Principle 1: Justify the purpose(s)
Every proposed use or transfer of personal-identifiable information within or from an organisation should be clearly defined and scrutinised, with continuing uses regularly reviewed by an appropriate guardian.
Principle 2: Don't use patient-identifiable information unless it is absolutely necessary
Personal-identifiable information items should not be used unless there is no alternative.
Principle 3: Use the minimum necessary patient-identifiable information
Where use of personal-identifiable information is considered to be essential, each individual item of information should be justified with the aim of reducing identifiability.

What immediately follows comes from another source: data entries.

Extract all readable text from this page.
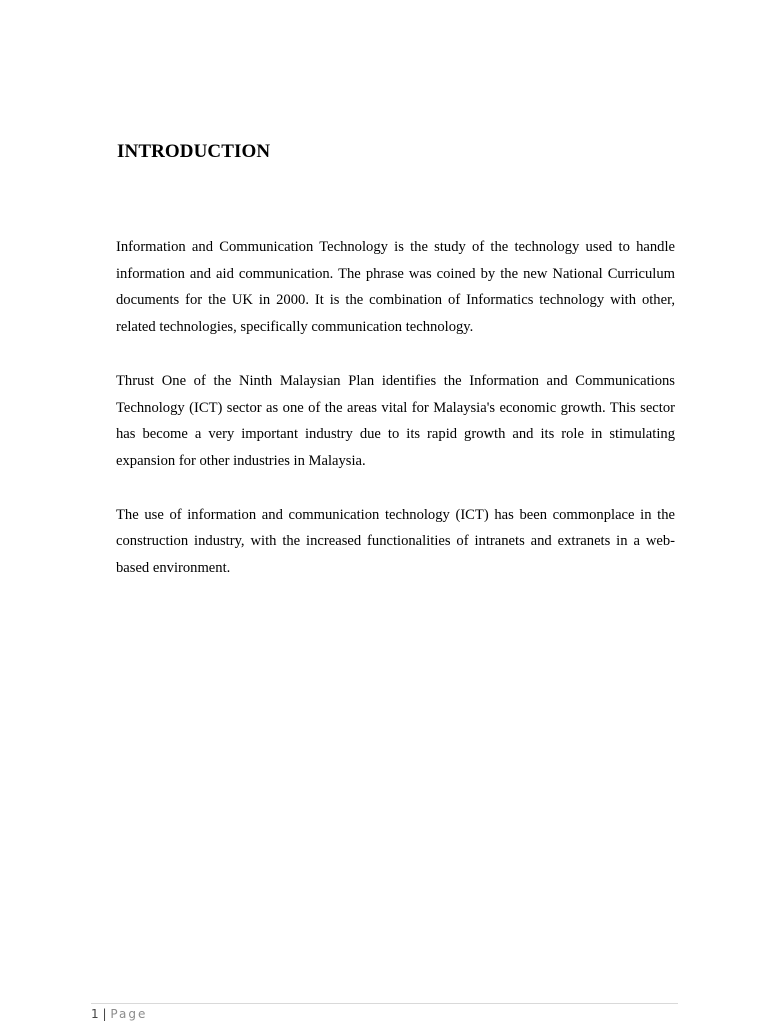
INTRODUCTION

Information and Communication Technology is the study of the technology used to handle information and aid communication. The phrase was coined by the new National Curriculum documents for the UK in 2000. It is the combination of Informatics technology with other, related technologies, specifically communication technology.

Thrust One of the Ninth Malaysian Plan identifies the Information and Communications Technology (ICT) sector as one of the areas vital for Malaysia's economic growth. This sector has become a very important industry due to its rapid growth and its role in stimulating expansion for other industries in Malaysia.

The use of information and communication technology (ICT) has been commonplace in the construction industry, with the increased functionalities of intranets and extranets in a web-based environment.

1 | Page
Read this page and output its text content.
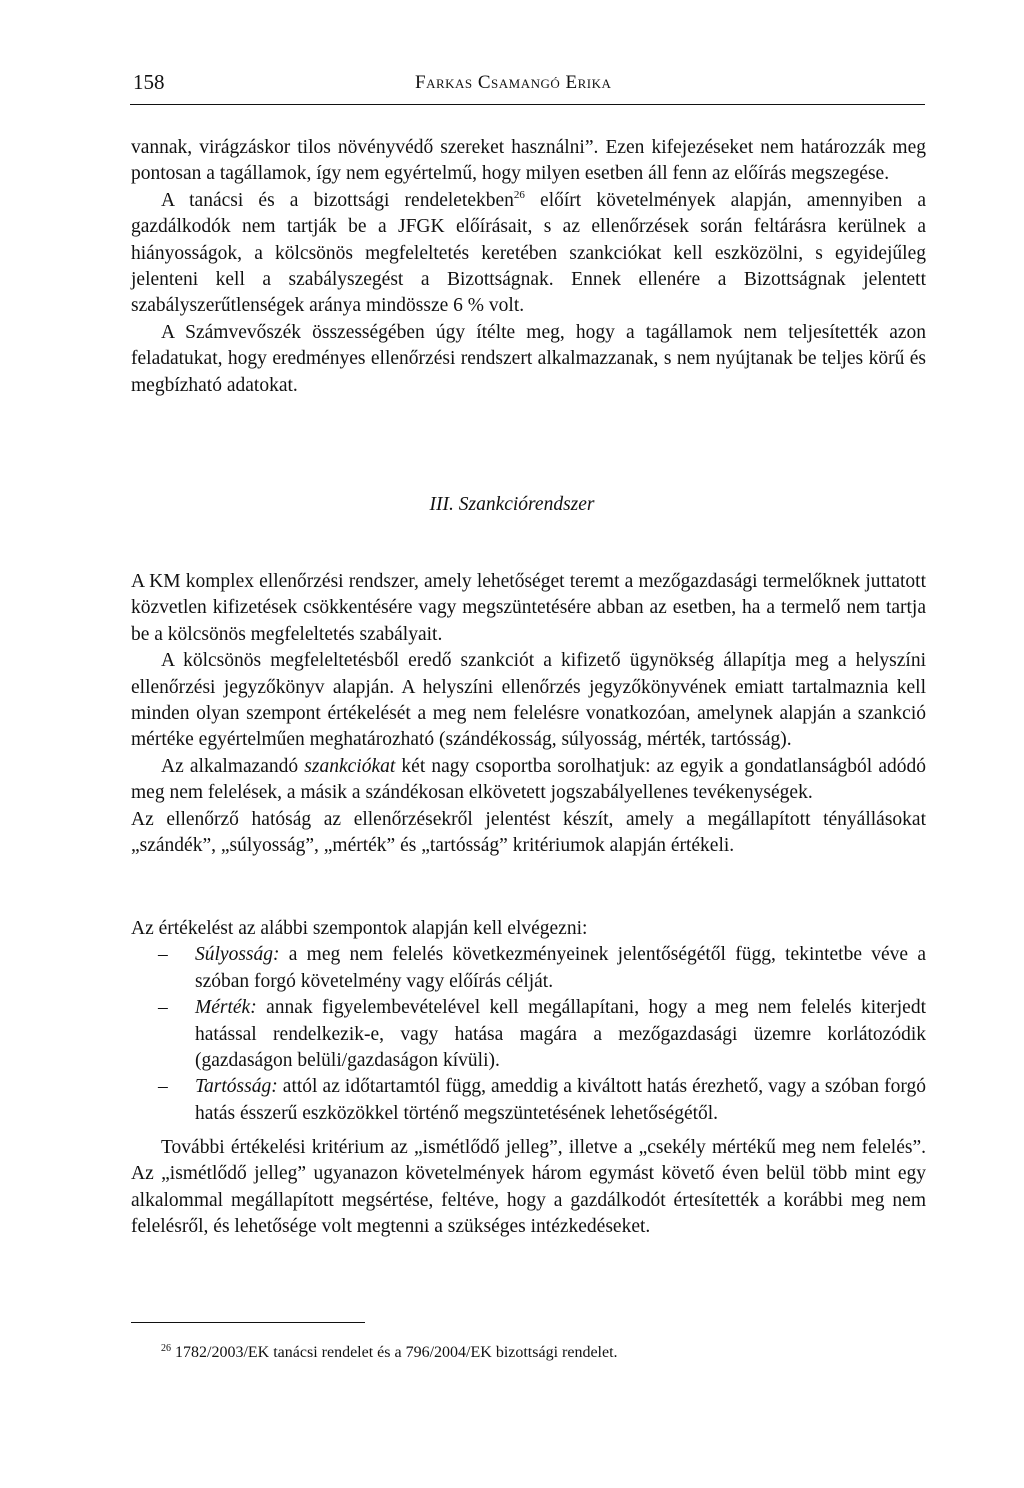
158	Farkas Csamangó Erika

vannak, virágzáskor tilos növényvédő szereket használni”. Ezen kifejezéseket nem határozzák meg pontosan a tagállamok, így nem egyértelmű, hogy milyen esetben áll fenn az előírás megszegése.

A tanácsi és a bizottsági rendeletekben$^{26}$ előírt követelmények alapján, amennyiben a gazdálkodók nem tartják be a JFGK előírásait, s az ellenőrzések során feltárásra kerülnek a hiányosságok, a kölcsönös megfeleltetés keretében szankciókat kell eszközölni, s egyidejűleg jelenteni kell a szabályszegést a Bizottságnak. Ennek ellenére a Bizottságnak jelentett szabályszerűtlenségek aránya mindössze 6 % volt.

A Számvevőszék összességében úgy ítélte meg, hogy a tagállamok nem teljesítették azon feladatukat, hogy eredményes ellenőrzési rendszert alkalmazzanak, s nem nyújtanak be teljes körű és megbízható adatokat.

III. Szankciórendszer

A KM komplex ellenőrzési rendszer, amely lehetőséget teremt a mezőgazdasági termelőknek juttatott közvetlen kifizetések csökkentésére vagy megszüntetésére abban az esetben, ha a termelő nem tartja be a kölcsönös megfeleltetés szabályait.

A kölcsönös megfeleltetésből eredő szankciót a kifizető ügynökség állapítja meg a helyszíni ellenőrzési jegyzőkönyv alapján. A helyszíni ellenőrzés jegyzőkönyvének emiatt tartalmaznia kell minden olyan szempont értékelését a meg nem felelésre vonatkozóan, amelynek alapján a szankció mértéke egyértelműen meghatározható (szándékosság, súlyosság, mérték, tartósság).

Az alkalmazandó szankciókat két nagy csoportba sorolhatjuk: az egyik a gondatlanságból adódó meg nem felelések, a másik a szándékosan elkövetett jogszabályellenes tevékenységek.

Az ellenőrző hatóság az ellenőrzésekről jelentést készít, amely a megállapított tényállásokat „szándék”, „súlyosság”, „mérték” és „tartósság” kritériumok alapján értékeli.

Az értékelést az alábbi szempontok alapján kell elvégezni:

– Súlyosság: a meg nem felelés következményeinek jelentőségétől függ, tekintetbe véve a szóban forgó követelmény vagy előírás célját.
– Mérték: annak figyelembevételével kell megállapítani, hogy a meg nem felelés kiterjedt hatással rendelkezik-e, vagy hatása magára a mezőgazdasági üzemre korlátozódik (gazdaságon belüli/gazdaságon kívüli).
– Tartósság: attól az időtartamtól függ, ameddig a kiváltott hatás érezhető, vagy a szóban forgó hatás ésszerű eszközökkel történő megszüntetésének lehetőségétől.

További értékelési kritérium az „ismétlődő jelleg”, illetve a „csekély mértékű meg nem felelés”. Az „ismétlődő jelleg” ugyanazon követelmények három egymást követő éven belül több mint egy alkalommal megállapított megsértése, feltéve, hogy a gazdálkodót értesítették a korábbi meg nem felelésről, és lehetősége volt megtenni a szükséges intézkedéseket.

$^{26}$ 1782/2003/EK tanácsi rendelet és a 796/2004/EK bizottsági rendelet.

Principle 4: Access to patient-identifiable information should be on a strict need to know basis
Only those individuals who need access to personal information should have access to it, and they should only have access to the information items that they need to see.
Principle 5: Everyone should be aware of their responsibilities
Action should be taken to ensure that those handling personal information are aware of their responsibilities and obligations under the Data Protection Act 2018.
Principle 6: Understand and comply with the law
Every use of personal information must be lawful.
Principle 7: The duty to share information can be as important as the duty to protect patient confidentiality
Health and social care professionals should have the confidence to share information in the best interests of their patients within the framework set out by these principles. They should be supported by the policies of their employers, regulators and professional bodies.